Ok, the good things first, I have learned something about VLANs. I configured some VLANs on my switch and got it connected to my AP.
But the problem why I started this thread still exists. When connected to the guest wlan network (BLUE) it is separated from the GREEN. I can’t ping none of the other clients, but the IPFire, it is still possible to connect to it from the BLUE network. The GREEN and BLUE network has different subnets and the IPFire routes between both subnetworks.
Any idea where to check to get the BLUE restricted?
1 Like
By connecting to the IPFire I take it you mean the WUI.
This is the default situation. You can access the WUI from both Green and Blue, but whoever accessed the WUI would still need to know the password.
However you can prevent all blue accessing the WUI by following the section titled
“Deny blue clients access to the IPFire web interface” near the bottom of this wiki page link.
Yes I mean to connect to the wui from the blue.
That’s what I did, I followed the mentioned guide above, but for some reason there’s still Access to the wui?

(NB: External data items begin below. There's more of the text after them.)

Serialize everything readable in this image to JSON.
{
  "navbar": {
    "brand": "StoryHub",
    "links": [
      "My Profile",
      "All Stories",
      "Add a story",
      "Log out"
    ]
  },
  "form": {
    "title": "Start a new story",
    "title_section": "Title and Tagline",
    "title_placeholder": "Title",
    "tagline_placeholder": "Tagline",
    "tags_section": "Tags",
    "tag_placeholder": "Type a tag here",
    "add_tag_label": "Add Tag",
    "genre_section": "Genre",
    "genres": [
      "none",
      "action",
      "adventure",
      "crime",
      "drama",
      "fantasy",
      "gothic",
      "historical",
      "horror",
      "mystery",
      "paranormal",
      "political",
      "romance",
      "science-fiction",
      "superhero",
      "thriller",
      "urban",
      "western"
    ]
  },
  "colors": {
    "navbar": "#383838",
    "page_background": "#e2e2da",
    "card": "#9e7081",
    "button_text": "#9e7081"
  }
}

After adding the lines into firewall local, did you reload the firewall or reboot IPFire. That is needed to include the rules.
See following link for reloading the firewall with firewall.local
https://wiki.ipfire.org/configuration/firewall/firewall-local
If you did reload the firewall, then I have no idea why blue can still access the wui.
1 Like
What if…
Some enabling rule is “higher” than the blocking rule in WUI → Firewall Rules?
1 Like
My understanding is that the firewall.local rules are run before you even get to the WUI rules so any “enabling” rule would have to be earlier than firewall.local.
Somewhere in the wiki there is a diagram showing the order of all the firewall rule chains in IPFire and you can then look at the actual rules in each chain in the WUI under the iptables menu item.
I rechecked both entries for any mistakes, but everything is like in the guide mentioned, of course I changed the IP adresses matching the blue zone.
Yes I reloaded and rebooted the script/IPFire.
That was one of my ideas as well, but have only some rules for the ORANGE zone set, not for the BLUE.
Just to be sure I unchecked/disabled all firewall rules temporarily to check if one of these rules is misconfigured, but no changes, the wui ist still available.
Are you using the proxy as well? See: Example entry in the squid.conf file to deny to the blue network access to the IPFire machine.